Epoch Times: What are some projects and reactions you’ve found most shocking?
Mr. Fedak: I think the reactions to large developments in the outer boroughs are especially concerning, as well as the East River Plaza redevelopment in Harlem. Along with the Domino Redevelopment and Astoria Cove, affordable housing advocates have made a big fuss about nominal increases in units to be set aside for affordable housing. Unfortunately these demands decrease the feasibility of new development, and it’s not like they put any reasonable dent in the worsening housing crisis, where hundreds of thousands—if not millions—are in need of housing within their budget.
I don’t understand how people can’t see that supply is the issue, not demand, and if we do not build to meet supply then prices will continue to increase; it is economics 101. And demand is clearly not decreasing! The best way to reduce the cost of housing is to build more of it, whether it is market rate or affordable, we just need lots more of it.
People often use the argument for a greater percent of affordable units as a strawman, and instead oppose development regardless of the affordable component.
Epoch Times: How has YIMBY grown, and in what direction do you see the site going?
Mr. Fedak: YIMBY now sees over 100,000 unique visitors and 1 million pageviews per month. We have another editor, Stephen Smith, and other writers as well. It is great to see the site receive such a positive response from the public, and I think it’s an affirmation that New Yorkers want to see positive change in their city, it’s just that the negative voices are often the loudest.
Epoch Times: Do you think anything can be done about ugly buildings?
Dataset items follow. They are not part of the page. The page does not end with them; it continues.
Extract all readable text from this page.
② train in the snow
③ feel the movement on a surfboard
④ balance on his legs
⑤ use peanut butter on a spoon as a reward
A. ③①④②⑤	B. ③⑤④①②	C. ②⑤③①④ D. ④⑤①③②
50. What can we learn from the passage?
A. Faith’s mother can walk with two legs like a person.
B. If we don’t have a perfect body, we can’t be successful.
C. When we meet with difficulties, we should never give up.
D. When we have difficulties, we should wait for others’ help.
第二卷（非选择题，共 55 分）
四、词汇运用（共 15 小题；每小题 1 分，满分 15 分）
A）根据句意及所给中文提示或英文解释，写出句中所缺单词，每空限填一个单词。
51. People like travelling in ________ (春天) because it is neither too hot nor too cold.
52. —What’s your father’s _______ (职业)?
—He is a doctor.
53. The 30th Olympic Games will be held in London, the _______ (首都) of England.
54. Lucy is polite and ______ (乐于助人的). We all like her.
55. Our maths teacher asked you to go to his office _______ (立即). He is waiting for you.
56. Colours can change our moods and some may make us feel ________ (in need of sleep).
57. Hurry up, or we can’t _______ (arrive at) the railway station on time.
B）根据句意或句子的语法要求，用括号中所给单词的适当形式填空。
Mr. Fedak: Unfortunately not, but what is ugly is often subjective. We find that people tend to become accepting of buildings of their grandparents’ age and older, and while some of the monstrosities from the ’60s and ’70s could very well fail that test, it does seem brutalist architecture and other midcentury styles are gaining more appreciation as they age.
Of course, the problem in New York City is that minimal subjective taste is often adequate for land marking, which is also a factor behind NIMBYism and hindering development. I think one must always consider the intention of the original developer and architect when building a structure. And if it was not conceived with a purpose to stand for time eternal, why preserve it?
So basically ugly buildings tend to age out of the urban fabric after decades or centuries. It just takes someone with (hopefully) better taste to knock them down.